Полина Бондарева: Я считаю, что это, безусловно, искусство. Но в то же время это прекрасный бизнес-инструмент для владельцев криптовалют, который будет успешно использоваться и будет помогать им осуществлять ряд различных операций.
Максим Тихонов: В марте JPEG-файл, объединяющий пять тысяч картин художника Beeple, пустили с молотка за 70 миллионов долларов. Пока это самая крупная сделка в истории NFT. Певица Grimes за 20 минут заработала почти 6 миллионов долларов, продав цифровую коллекцию искусства WarNymph. До этого создатель популярного мема с радужным котом, который все, наверное, знают, продал реплику за полмиллиона долларов. По сути, все эти произведения доступны в сети. Их может скачать любой желающий.
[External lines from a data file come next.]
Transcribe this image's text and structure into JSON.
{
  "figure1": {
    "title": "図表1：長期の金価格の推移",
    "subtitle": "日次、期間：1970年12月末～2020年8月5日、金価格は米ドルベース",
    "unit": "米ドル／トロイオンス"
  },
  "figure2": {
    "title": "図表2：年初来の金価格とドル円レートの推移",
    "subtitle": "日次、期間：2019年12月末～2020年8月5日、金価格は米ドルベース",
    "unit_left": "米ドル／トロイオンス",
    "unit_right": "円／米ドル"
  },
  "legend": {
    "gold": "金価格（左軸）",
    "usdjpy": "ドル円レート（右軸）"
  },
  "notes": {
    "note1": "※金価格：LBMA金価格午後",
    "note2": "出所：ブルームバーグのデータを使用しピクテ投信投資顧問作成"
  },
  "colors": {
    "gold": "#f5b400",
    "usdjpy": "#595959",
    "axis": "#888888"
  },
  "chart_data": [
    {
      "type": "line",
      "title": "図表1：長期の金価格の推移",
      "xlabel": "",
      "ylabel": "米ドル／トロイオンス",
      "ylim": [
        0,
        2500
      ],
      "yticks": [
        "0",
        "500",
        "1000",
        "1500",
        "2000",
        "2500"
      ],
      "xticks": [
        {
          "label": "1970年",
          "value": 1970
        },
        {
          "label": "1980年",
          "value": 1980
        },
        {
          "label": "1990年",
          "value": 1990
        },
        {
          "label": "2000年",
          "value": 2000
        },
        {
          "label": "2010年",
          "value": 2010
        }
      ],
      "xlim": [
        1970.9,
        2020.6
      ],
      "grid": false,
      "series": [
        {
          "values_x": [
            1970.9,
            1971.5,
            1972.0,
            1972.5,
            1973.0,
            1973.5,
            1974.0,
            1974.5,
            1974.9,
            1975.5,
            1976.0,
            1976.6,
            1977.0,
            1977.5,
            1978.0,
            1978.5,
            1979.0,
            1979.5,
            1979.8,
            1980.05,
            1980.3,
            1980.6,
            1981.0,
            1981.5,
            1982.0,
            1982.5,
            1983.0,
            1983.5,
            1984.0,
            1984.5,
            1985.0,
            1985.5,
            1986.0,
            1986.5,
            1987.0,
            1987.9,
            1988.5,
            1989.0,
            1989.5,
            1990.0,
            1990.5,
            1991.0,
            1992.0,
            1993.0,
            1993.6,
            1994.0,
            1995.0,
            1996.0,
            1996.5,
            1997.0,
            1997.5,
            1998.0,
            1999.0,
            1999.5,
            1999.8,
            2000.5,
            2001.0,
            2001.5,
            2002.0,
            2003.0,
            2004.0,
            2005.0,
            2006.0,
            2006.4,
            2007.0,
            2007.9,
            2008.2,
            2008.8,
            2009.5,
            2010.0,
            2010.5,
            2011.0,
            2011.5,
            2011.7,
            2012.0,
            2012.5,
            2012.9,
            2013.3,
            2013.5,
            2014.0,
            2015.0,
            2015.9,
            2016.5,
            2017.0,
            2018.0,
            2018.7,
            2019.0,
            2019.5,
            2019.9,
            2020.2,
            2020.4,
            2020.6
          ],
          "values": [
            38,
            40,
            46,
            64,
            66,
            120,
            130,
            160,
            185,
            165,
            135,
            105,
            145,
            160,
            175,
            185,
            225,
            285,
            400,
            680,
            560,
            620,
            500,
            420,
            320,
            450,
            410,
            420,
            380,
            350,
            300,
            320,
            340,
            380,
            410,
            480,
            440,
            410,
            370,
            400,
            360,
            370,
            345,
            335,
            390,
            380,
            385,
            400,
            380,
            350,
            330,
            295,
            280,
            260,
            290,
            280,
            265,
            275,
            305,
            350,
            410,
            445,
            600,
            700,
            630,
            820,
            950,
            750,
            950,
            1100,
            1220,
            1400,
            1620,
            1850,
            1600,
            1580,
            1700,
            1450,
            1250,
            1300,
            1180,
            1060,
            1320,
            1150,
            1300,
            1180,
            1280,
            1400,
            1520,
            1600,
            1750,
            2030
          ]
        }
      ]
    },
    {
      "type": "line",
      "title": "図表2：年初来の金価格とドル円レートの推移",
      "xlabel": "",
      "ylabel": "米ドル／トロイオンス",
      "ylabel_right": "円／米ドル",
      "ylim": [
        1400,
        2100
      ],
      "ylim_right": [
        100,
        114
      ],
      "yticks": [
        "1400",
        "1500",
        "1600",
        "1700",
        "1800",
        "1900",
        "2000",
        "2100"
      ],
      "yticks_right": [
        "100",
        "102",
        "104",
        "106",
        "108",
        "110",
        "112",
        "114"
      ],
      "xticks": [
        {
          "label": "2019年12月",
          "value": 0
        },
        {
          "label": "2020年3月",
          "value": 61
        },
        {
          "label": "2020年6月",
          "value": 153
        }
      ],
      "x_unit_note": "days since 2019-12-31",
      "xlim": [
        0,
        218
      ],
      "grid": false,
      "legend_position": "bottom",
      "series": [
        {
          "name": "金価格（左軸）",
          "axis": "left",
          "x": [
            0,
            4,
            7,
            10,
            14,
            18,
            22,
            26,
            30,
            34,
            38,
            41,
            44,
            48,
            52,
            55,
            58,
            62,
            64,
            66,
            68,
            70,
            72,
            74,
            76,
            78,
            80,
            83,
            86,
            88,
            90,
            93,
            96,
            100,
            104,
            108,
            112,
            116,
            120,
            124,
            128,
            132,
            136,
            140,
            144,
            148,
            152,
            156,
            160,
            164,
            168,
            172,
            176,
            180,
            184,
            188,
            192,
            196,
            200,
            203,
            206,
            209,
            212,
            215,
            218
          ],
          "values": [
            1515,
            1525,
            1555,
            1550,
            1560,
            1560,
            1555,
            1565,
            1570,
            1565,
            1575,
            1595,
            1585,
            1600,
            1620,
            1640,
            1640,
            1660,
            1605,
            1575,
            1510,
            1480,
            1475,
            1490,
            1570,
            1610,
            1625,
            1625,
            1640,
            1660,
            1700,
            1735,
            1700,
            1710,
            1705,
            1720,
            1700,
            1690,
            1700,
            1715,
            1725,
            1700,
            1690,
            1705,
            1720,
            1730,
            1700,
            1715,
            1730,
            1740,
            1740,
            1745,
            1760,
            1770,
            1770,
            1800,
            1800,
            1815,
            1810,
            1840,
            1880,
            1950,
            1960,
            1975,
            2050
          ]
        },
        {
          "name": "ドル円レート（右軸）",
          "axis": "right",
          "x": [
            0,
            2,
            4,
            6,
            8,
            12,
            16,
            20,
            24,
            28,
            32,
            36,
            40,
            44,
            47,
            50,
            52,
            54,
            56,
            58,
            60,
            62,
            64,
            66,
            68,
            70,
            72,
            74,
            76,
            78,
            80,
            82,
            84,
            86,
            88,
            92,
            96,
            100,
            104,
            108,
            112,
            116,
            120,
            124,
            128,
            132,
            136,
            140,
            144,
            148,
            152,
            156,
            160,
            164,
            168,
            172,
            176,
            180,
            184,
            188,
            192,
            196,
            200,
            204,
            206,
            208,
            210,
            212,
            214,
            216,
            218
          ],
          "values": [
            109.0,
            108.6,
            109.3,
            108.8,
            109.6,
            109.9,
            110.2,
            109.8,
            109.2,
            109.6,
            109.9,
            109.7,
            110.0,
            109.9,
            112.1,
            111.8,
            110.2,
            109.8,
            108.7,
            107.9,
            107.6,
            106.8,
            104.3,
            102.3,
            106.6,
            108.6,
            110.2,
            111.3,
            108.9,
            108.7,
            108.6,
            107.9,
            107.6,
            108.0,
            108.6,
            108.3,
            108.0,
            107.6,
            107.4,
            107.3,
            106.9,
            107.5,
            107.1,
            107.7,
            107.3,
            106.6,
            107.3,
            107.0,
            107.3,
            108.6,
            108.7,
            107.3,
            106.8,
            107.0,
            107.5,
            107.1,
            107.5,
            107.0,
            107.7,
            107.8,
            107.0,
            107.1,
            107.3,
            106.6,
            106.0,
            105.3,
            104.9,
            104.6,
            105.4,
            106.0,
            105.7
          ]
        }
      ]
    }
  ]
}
Тогда возникает вопрос: как оценивать NFT-искусство, которое в большинстве не подозревает передачу оригинала?
Дмитрий Озерков: Особенность любого цифрового актива заключается в том, что оригинал равен копии. Это тот же самый файл, но скопированный. Дальше есть права на этот файл, и смарт-контракт позволяет эти права регулировать. Если Джек Дорси продаёт свой первый твит за почти 3 миллиона долларов, естественно, владелец цифровой компании, который хочет иметь этот первый оригинальный твит, он его имеет. Естественно, текст очевиден, банален, и любой его может скопировать, сам этот твит тоже, как файл, но мы владеем некой основой кода. То же самое, как музей, старое искусство. Допустим, Эрмитаж владеет картиной Рембрандта, все эту картину могут сфотографировать. Она висит в Google ещё с лучшим разрешением, чем это можно увидеть в зале, но всё равно оригинал висит в музее. Мы все знаем, что он принадлежит музею. Здесь то же самое. Мы говорим, что файл можно скопировать, его можно увидеть, но всё равно есть владелец, который говорит: «Да, владею этим файлом я».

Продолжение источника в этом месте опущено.